12. A vaccine according to any one of the preceding claims in which said immunogenic LAM is a fluid.

13. A vaccine according to any one of the preceding claims which further comprises a respiratorially acceptable adjuvant.

14. A vaccine according to any preceding claim which further comprises a secondary immunogen selected from one or more Th 1 type immune response inducing substances.

15. A vaccine according to claim 14 in which Mycobacterium bovis (Bacillus Calmette-Guerin) is included as said Thl type immune response inducing substance.

16. A method of prophylactically treating a non-asthmatic patient against asthma which comprises the step of inducing an immune response in said patient by respiratorially administering an effective amount of immunogenic

LAM.

17. A method of therapeutically treating asthma in a patient which comprises the step of inducing an immune response in said patient by respiratorially administering an effective amount of immunogenic LAM.

18. A method according to claim 16 or 17 in which the immune response induced is not, or not predominantly, a CD l restricted immune response.
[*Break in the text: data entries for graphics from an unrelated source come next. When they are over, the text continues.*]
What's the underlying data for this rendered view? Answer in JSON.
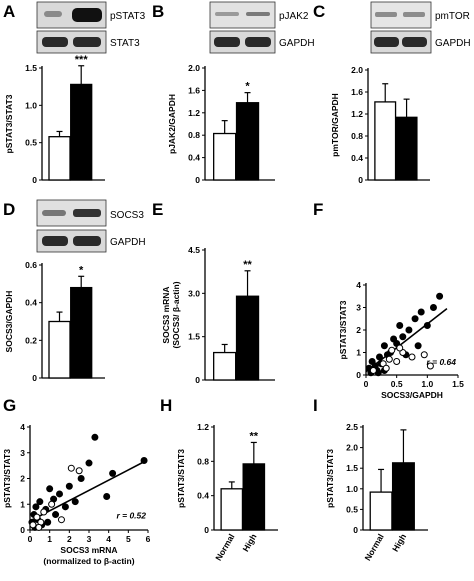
{
  "chart_data": [
    {
      "panel": "A",
      "type": "bar",
      "blot": {
        "top_label": "pSTAT3",
        "bottom_label": "STAT3"
      },
      "categories": [
        "",
        ""
      ],
      "values": [
        0.58,
        1.28
      ],
      "errors": [
        0.07,
        0.25
      ],
      "fills": [
        "#ffffff",
        "#000000"
      ],
      "significance": "***",
      "ylabel": "pSTAT3/STAT3",
      "ylim": [
        0,
        1.5
      ],
      "yticks": [
        "0",
        "0.5",
        "1.0",
        "1.5"
      ],
      "ytick_values": [
        0,
        0.5,
        1.0,
        1.5
      ],
      "xlabels": []
    },
    {
      "panel": "B",
      "type": "bar",
      "blot": {
        "top_label": "pJAK2",
        "bottom_label": "GAPDH"
      },
      "categories": [
        "",
        ""
      ],
      "values": [
        0.83,
        1.38
      ],
      "errors": [
        0.23,
        0.18
      ],
      "fills": [
        "#ffffff",
        "#000000"
      ],
      "significance": "*",
      "ylabel": "pJAK2/GAPDH",
      "ylim": [
        0,
        2.0
      ],
      "yticks": [
        "0",
        "0.4",
        "0.8",
        "1.2",
        "1.6",
        "2.0"
      ],
      "ytick_values": [
        0,
        0.4,
        0.8,
        1.2,
        1.6,
        2.0
      ],
      "xlabels": []
    },
    {
      "panel": "C",
      "type": "bar",
      "blot": {
        "top_label": "pmTOR",
        "bottom_label": "GAPDH"
      },
      "categories": [
        "",
        ""
      ],
      "values": [
        1.42,
        1.14
      ],
      "errors": [
        0.33,
        0.33
      ],
      "fills": [
        "#ffffff",
        "#000000"
      ],
      "significance": "",
      "ylabel": "pmTOR/GAPDH",
      "ylim": [
        0,
        2.0
      ],
      "yticks": [
        "0",
        "0.4",
        "0.8",
        "1.2",
        "1.6",
        "2.0"
      ],
      "ytick_values": [
        0,
        0.4,
        0.8,
        1.2,
        1.6,
        2.0
      ],
      "xlabels": []
    },
    {
      "panel": "D",
      "type": "bar",
      "blot": {
        "top_label": "SOCS3",
        "bottom_label": "GAPDH"
      },
      "categories": [
        "",
        ""
      ],
      "values": [
        0.3,
        0.48
      ],
      "errors": [
        0.05,
        0.06
      ],
      "fills": [
        "#ffffff",
        "#000000"
      ],
      "significance": "*",
      "ylabel": "SOCS3/GAPDH",
      "ylim": [
        0,
        0.6
      ],
      "yticks": [
        "0",
        "0.2",
        "0.4",
        "0.6"
      ],
      "ytick_values": [
        0,
        0.2,
        0.4,
        0.6
      ],
      "xlabels": []
    },
    {
      "panel": "E",
      "type": "bar",
      "categories": [
        "",
        ""
      ],
      "values": [
        0.95,
        2.9
      ],
      "errors": [
        0.28,
        0.88
      ],
      "fills": [
        "#ffffff",
        "#000000"
      ],
      "significance": "**",
      "ylabel": "SOCS3 mRNA",
      "ylabel2": "(SOCS3/ β-actin)",
      "ylim": [
        0,
        4.5
      ],
      "yticks": [
        "0",
        "1.5",
        "3.0",
        "4.5"
      ],
      "ytick_values": [
        0,
        1.5,
        3.0,
        4.5
      ],
      "xlabels": []
    },
    {
      "panel": "F",
      "type": "scatter",
      "xlabel": "SOCS3/GAPDH",
      "ylabel": "pSTAT3/STAT3",
      "xlim": [
        0,
        1.5
      ],
      "ylim": [
        0,
        4
      ],
      "xticks": [
        "0",
        "0.5",
        "1.0",
        "1.5"
      ],
      "xtick_values": [
        0,
        0.5,
        1.0,
        1.5
      ],
      "yticks": [
        "0",
        "1",
        "2",
        "3",
        "4"
      ],
      "ytick_values": [
        0,
        1,
        2,
        3,
        4
      ],
      "r_label": "r = 0.64",
      "fit": {
        "x": [
          0.0,
          1.32
        ],
        "y": [
          0.15,
          2.95
        ]
      },
      "series": [
        {
          "fill": "#000000",
          "x": [
            0.05,
            0.08,
            0.1,
            0.15,
            0.18,
            0.22,
            0.25,
            0.3,
            0.35,
            0.4,
            0.45,
            0.5,
            0.55,
            0.6,
            0.7,
            0.8,
            0.9,
            1.0,
            1.1,
            1.2,
            0.85,
            0.65,
            0.3,
            0.2
          ],
          "y": [
            0.3,
            0.1,
            0.6,
            0.4,
            0.2,
            0.8,
            0.5,
            1.3,
            0.9,
            1.0,
            1.6,
            1.4,
            2.2,
            1.7,
            2.0,
            2.5,
            2.8,
            2.2,
            3.0,
            3.5,
            1.3,
            0.9,
            0.2,
            0.1
          ]
        },
        {
          "fill": "#ffffff",
          "x": [
            0.12,
            0.28,
            0.38,
            0.42,
            0.5,
            0.6,
            0.75,
            0.95,
            1.05,
            0.33,
            0.55
          ],
          "y": [
            0.2,
            0.5,
            0.7,
            1.1,
            0.6,
            1.0,
            0.8,
            0.9,
            0.4,
            0.3,
            1.2
          ]
        }
      ]
    },
    {
      "panel": "G",
      "type": "scatter",
      "xlabel": "SOCS3 mRNA",
      "xlabel2": "(normalized to β-actin)",
      "ylabel": "pSTAT3/STAT3",
      "xlim": [
        0,
        6
      ],
      "ylim": [
        0,
        4
      ],
      "xticks": [
        "0",
        "1",
        "2",
        "3",
        "4",
        "5",
        "6"
      ],
      "xtick_values": [
        0,
        1,
        2,
        3,
        4,
        5,
        6
      ],
      "yticks": [
        "0",
        "1",
        "2",
        "3",
        "4"
      ],
      "ytick_values": [
        0,
        1,
        2,
        3,
        4
      ],
      "r_label": "r = 0.52",
      "fit": {
        "x": [
          0.0,
          5.8
        ],
        "y": [
          0.35,
          2.65
        ]
      },
      "series": [
        {
          "fill": "#000000",
          "x": [
            0.1,
            0.2,
            0.3,
            0.4,
            0.5,
            0.6,
            0.8,
            1.0,
            1.2,
            1.5,
            1.8,
            2.0,
            2.3,
            2.6,
            3.0,
            3.3,
            3.9,
            4.2,
            5.8,
            1.3,
            0.9,
            0.25
          ],
          "y": [
            0.3,
            0.6,
            0.9,
            0.4,
            1.1,
            0.2,
            0.8,
            1.6,
            1.2,
            1.4,
            0.9,
            1.7,
            1.1,
            2.0,
            2.6,
            3.6,
            1.3,
            2.2,
            2.7,
            0.6,
            0.3,
            0.1
          ]
        },
        {
          "fill": "#ffffff",
          "x": [
            0.15,
            0.35,
            0.55,
            0.7,
            1.1,
            1.6,
            2.1,
            2.5,
            0.45
          ],
          "y": [
            0.2,
            0.5,
            0.3,
            0.7,
            1.0,
            0.4,
            2.4,
            2.3,
            0.1
          ]
        }
      ]
    },
    {
      "panel": "H",
      "type": "bar",
      "categories": [
        "Normal",
        "High"
      ],
      "values": [
        0.48,
        0.77
      ],
      "errors": [
        0.08,
        0.25
      ],
      "fills": [
        "#ffffff",
        "#000000"
      ],
      "significance": "**",
      "ylabel": "pSTAT3/STAT3",
      "ylim": [
        0,
        1.2
      ],
      "yticks": [
        "0",
        "0.4",
        "0.8",
        "1.2"
      ],
      "ytick_values": [
        0,
        0.4,
        0.8,
        1.2
      ],
      "xlabels": [
        "Normal",
        "High"
      ]
    },
    {
      "panel": "I",
      "type": "bar",
      "categories": [
        "Normal",
        "High"
      ],
      "values": [
        0.92,
        1.63
      ],
      "errors": [
        0.55,
        0.8
      ],
      "fills": [
        "#ffffff",
        "#000000"
      ],
      "significance": "",
      "ylabel": "pSTAT3/STAT3",
      "ylim": [
        0,
        2.5
      ],
      "yticks": [
        "0",
        "0.5",
        "1.0",
        "1.5",
        "2.0",
        "2.5"
      ],
      "ytick_values": [
        0,
        0.5,
        1.0,
        1.5,
        2.0,
        2.5
      ],
      "xlabels": [
        "Normal",
        "High"
      ]
    }
  ]
}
19. A method according to any one of claims 16- 18 in which said immunogenic LAM is administered in the form of a vaccine as claimed in any one of claims 1 to 15.

20. A method according to any one of claims 16- 19 in which said immunogenic LAM is administered by inhalation through the mouth of said patient.

21. A method according to any one of claims 16- 19 in which said immunogenic LAM is administered intranasally to said patient.

22. The use of immunogenic LAM in the preparation of a medicament for the therapeutic treatment of asthma.

23. The use of immunogenic LAM in the preparation of a medicament for prophylactically treating a non-asthmatic against developing asthma.

24. Use according to claim 22 or 23 in which said immunogenic LAM is isolated from a mycobacterium.

25. Use according to claim 24 in which said mycobacterium is an M. bovis organism.

26. Use according to claim 25 in which said M. bovis organism is M. bovis strain AN5.

27. Use according to any one of claims 22 to 26 in which said immunogenic LAM is free of bacterial nucleic acid.

28. Use according to claim 22 wherein said immunogenic LAM contains, as its saccharide component, from 27% to 52% mannose and from 73% to 48% arabinose.

29. Use according to claim 22 wherein said immunogenic LAM contains, as its saccharide component, from 40% to 50% mannose and from 60% to 50% arabinose.

30. Use according to claim 22 wherein said immunogenic LAM contains, as its saccharide component, approximately 45% mannose and approximately 55% arabinose.

31. Use according to any one of claims 22-30 wherein in preparing said medicament said immunogenic LAM is combined with a respiratorially acceptable adjuvant such that the medicament is formulated for respiratory administratio .

32. A device for prophylactically or therapeutically treating asthma which includes a container from which a vaccine according to any one of claims 1 - 15 is dispensable to the airways of a patient in need of such treatment.

33. A device according to claim 32 from which said vaccine is dispensable by inhalation through the mouth of a patient.

34. A device according to claim 32 from which said vaccine is intranasally dispensable.